Seth Godin defines a worldview as “the rules, values, beliefs, and biases that an individual brings to a situation”

He believes: “People don’t want to change their worldview. They like it, they embrace it and they want it to be reinforced.”

As a result, if you align the story you can confidently tell with the worldview the buyer tells herself, you win with the customer.



Prior to the introduction of Steinlager Pure in 2007 Lion had a couple of issues with the market and its premium product Steinlager Classic. For some time Lion’s main competitor had been moving the market to a premium product range, the hero being Heineken (which the competitor had a license to brew locally). Lion responded with Stella Artois, however this wasn’t producing the desired results. Likewise their locally brewed premium product Steinlager Classic had an image problem – it was believed the chemicals in Classic caused hangovers.

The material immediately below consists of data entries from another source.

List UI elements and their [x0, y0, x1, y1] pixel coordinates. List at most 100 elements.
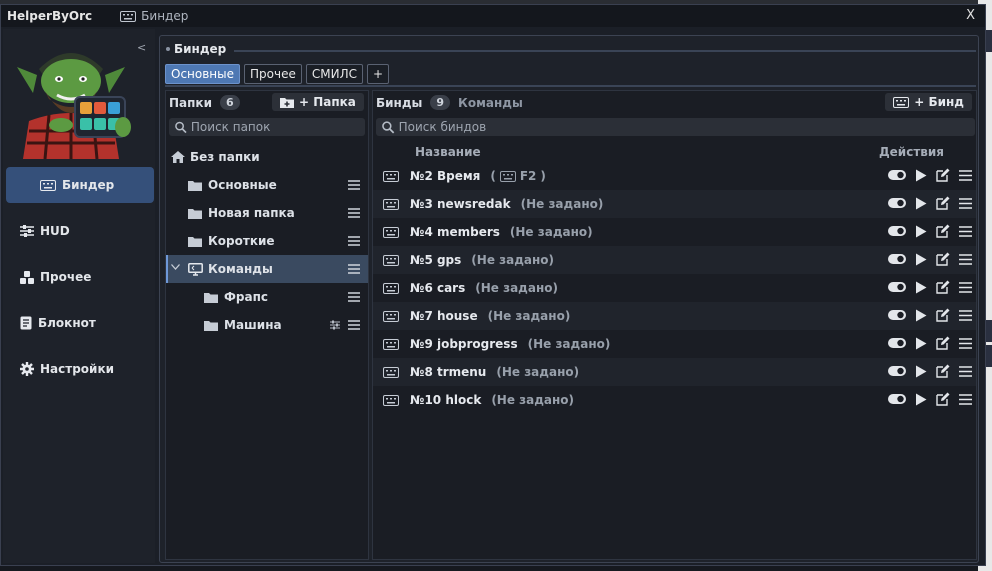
window-tab[interactable]: Биндер — [120, 9, 188, 23]
play-icon[interactable] — [915, 365, 927, 378]
bind-row[interactable]: №10 hlock (Не задано) — [373, 386, 976, 414]
toggle-icon[interactable] — [888, 226, 906, 236]
edit-icon[interactable] — [936, 280, 950, 294]
chevron-down-icon[interactable] — [171, 264, 180, 270]
edit-icon[interactable] — [936, 224, 950, 238]
folder-item-sub[interactable]: Фрапс — [166, 283, 368, 311]
tab-main[interactable]: Основные — [165, 64, 241, 84]
edit-icon[interactable] — [936, 196, 950, 210]
bind-name-group: №2 Время (F2) — [410, 169, 546, 183]
menu-icon[interactable] — [348, 264, 360, 274]
menu-icon[interactable] — [959, 225, 972, 237]
tab-smils[interactable]: СМИЛС — [305, 64, 363, 84]
bind-actions — [888, 336, 972, 350]
toggle-icon[interactable] — [888, 254, 906, 264]
bind-row[interactable]: №4 members (Не задано) — [373, 218, 976, 246]
bind-row[interactable]: №8 trmenu (Не задано) — [373, 358, 976, 386]
menu-icon[interactable] — [959, 281, 972, 293]
toggle-icon[interactable] — [888, 366, 906, 376]
edit-icon[interactable] — [936, 336, 950, 350]
menu-icon[interactable] — [959, 337, 972, 349]
sidebar-item-settings[interactable]: Настройки — [6, 351, 154, 387]
folder-item-none[interactable]: Без папки — [166, 143, 368, 171]
bind-row[interactable]: №3 newsredak (Не задано) — [373, 190, 976, 218]
menu-icon[interactable] — [959, 365, 972, 377]
bind-hotkey: (F2) — [490, 169, 546, 183]
sidebar-item-notebook[interactable]: Блокнот — [6, 305, 154, 341]
menu-icon[interactable] — [348, 320, 360, 330]
toggle-icon[interactable] — [888, 198, 906, 208]
menu-icon[interactable] — [348, 180, 360, 190]
keyboard-icon — [383, 367, 399, 378]
menu-icon[interactable] — [959, 309, 972, 321]
bind-name-group: №3 newsredak (Не задано) — [410, 197, 603, 211]
folder-item[interactable]: Короткие — [166, 227, 368, 255]
bind-actions — [888, 168, 972, 182]
menu-icon[interactable] — [348, 292, 360, 302]
menu-icon[interactable] — [959, 253, 972, 265]
edit-icon[interactable] — [936, 252, 950, 266]
play-icon[interactable] — [915, 281, 927, 294]
menu-icon[interactable] — [348, 208, 360, 218]
sidebar-item-other[interactable]: Прочее — [6, 259, 154, 295]
add-folder-button[interactable]: + Папка — [272, 93, 364, 111]
play-icon[interactable] — [915, 169, 927, 182]
folder-search[interactable] — [169, 118, 365, 136]
bind-search-input[interactable] — [398, 120, 975, 134]
play-icon[interactable] — [915, 337, 927, 350]
add-tab-button[interactable]: + — [366, 64, 390, 84]
menu-icon[interactable] — [959, 169, 972, 181]
bind-actions — [888, 224, 972, 238]
play-icon[interactable] — [915, 225, 927, 238]
menu-icon[interactable] — [959, 197, 972, 209]
sidebar-item-hud[interactable]: HUD — [6, 213, 154, 249]
edit-icon[interactable] — [936, 168, 950, 182]
folder-item[interactable]: Новая папка — [166, 199, 368, 227]
folder-icon — [188, 236, 202, 247]
bind-name: №2 Время — [410, 169, 481, 183]
edit-icon[interactable] — [936, 364, 950, 378]
toggle-icon[interactable] — [888, 394, 906, 404]
close-button[interactable]: X — [966, 8, 975, 23]
bind-row[interactable]: №6 cars (Не задано) — [373, 274, 976, 302]
bind-row[interactable]: №2 Время (F2) — [373, 162, 976, 190]
toggle-icon[interactable] — [888, 310, 906, 320]
play-icon[interactable] — [915, 393, 927, 406]
bind-search[interactable] — [376, 118, 975, 136]
bind-row[interactable]: №5 gps (Не задано) — [373, 246, 976, 274]
sidebar-item-label: HUD — [40, 224, 70, 238]
toggle-icon[interactable] — [888, 338, 906, 348]
bind-name: №10 hlock — [410, 393, 482, 407]
edit-icon[interactable] — [936, 308, 950, 322]
play-icon[interactable] — [915, 253, 927, 266]
folder-item[interactable]: Основные — [166, 171, 368, 199]
section-title: Биндер — [174, 42, 227, 56]
add-bind-button[interactable]: + Бинд — [885, 93, 972, 111]
folder-label: Основные — [208, 178, 277, 192]
menu-icon[interactable] — [959, 393, 972, 405]
folder-plus-icon — [280, 97, 294, 108]
collapse-sidebar-button[interactable]: < — [137, 41, 146, 54]
keyboard-icon — [383, 199, 399, 210]
sidebar-item-binder[interactable]: Биндер — [6, 167, 154, 203]
gear-icon — [20, 362, 34, 376]
bind-name: №4 members — [410, 225, 500, 239]
folder-item-commands[interactable]: Команды — [166, 255, 368, 283]
sidebar: < Биндер HUD Прочее Блокнот Настройки — [3, 29, 155, 563]
menu-icon[interactable] — [348, 236, 360, 246]
edit-icon[interactable] — [936, 392, 950, 406]
toggle-icon[interactable] — [888, 170, 906, 180]
monitor-icon — [188, 262, 203, 276]
play-icon[interactable] — [915, 309, 927, 322]
folder-search-input[interactable] — [190, 120, 365, 134]
tab-other[interactable]: Прочее — [244, 64, 302, 84]
bind-row[interactable]: №9 jobprogress (Не задано) — [373, 330, 976, 358]
toggle-icon[interactable] — [888, 282, 906, 292]
bullet-icon — [166, 47, 170, 51]
sliders-icon[interactable] — [330, 320, 340, 330]
play-icon[interactable] — [915, 197, 927, 210]
section-divider — [234, 50, 976, 52]
bind-row[interactable]: №7 house (Не задано) — [373, 302, 976, 330]
title-bar[interactable]: HelperByOrc Биндер X — [1, 5, 985, 27]
folder-item-sub[interactable]: Машина — [166, 311, 368, 339]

Steinlager Classic was first introduced into the market in 1957. Over the following 40 years the chemical hangover myth had built. Like most beers Steinlager Classic was brewed from all natural ingredients and didn’t contain any added chemicals. The most probable reason for the hangovers was that Classic was a premium beer, with 5% alcohol vs. the standard NZ beer, which was 4%. That is 20% more alcohol per serve.

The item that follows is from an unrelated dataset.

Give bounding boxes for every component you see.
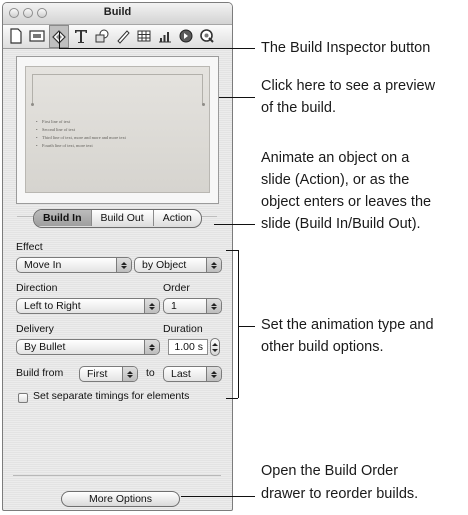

To compete Lion had two choices:

  1. Change customers’ worldview by convincing the customer that there weren’t chemicals
  2. Tell customers a story that matched their worldview.

They launched Steinlager Pure. The worldview they played on was “Steinlager Classic is stronger” whereas Pure is ‘as it says on the tin’. The respective brand messages became:

Steinlager Classic: A crisp clean bite

Steinlager Pure:

  • No Additives, no preservatives
  • Capturing the purity of New Zealand (”Keep it Pure” was embossed on the label)
  • A green bottle – signalling purity and premium
  • Pure advertising played up a key NZ worldview, with NZ as the world’s underdog, punching above her weight as per this William Defoe example.

Key Takeaways:

  1. Your products and services must always have a view of your customers’ worldview
  2. If they aren’t aligned you need to assess the cost of changing your customers’ worldview vs. moving your product towards it, enhancing the stories your consumers tell themselves.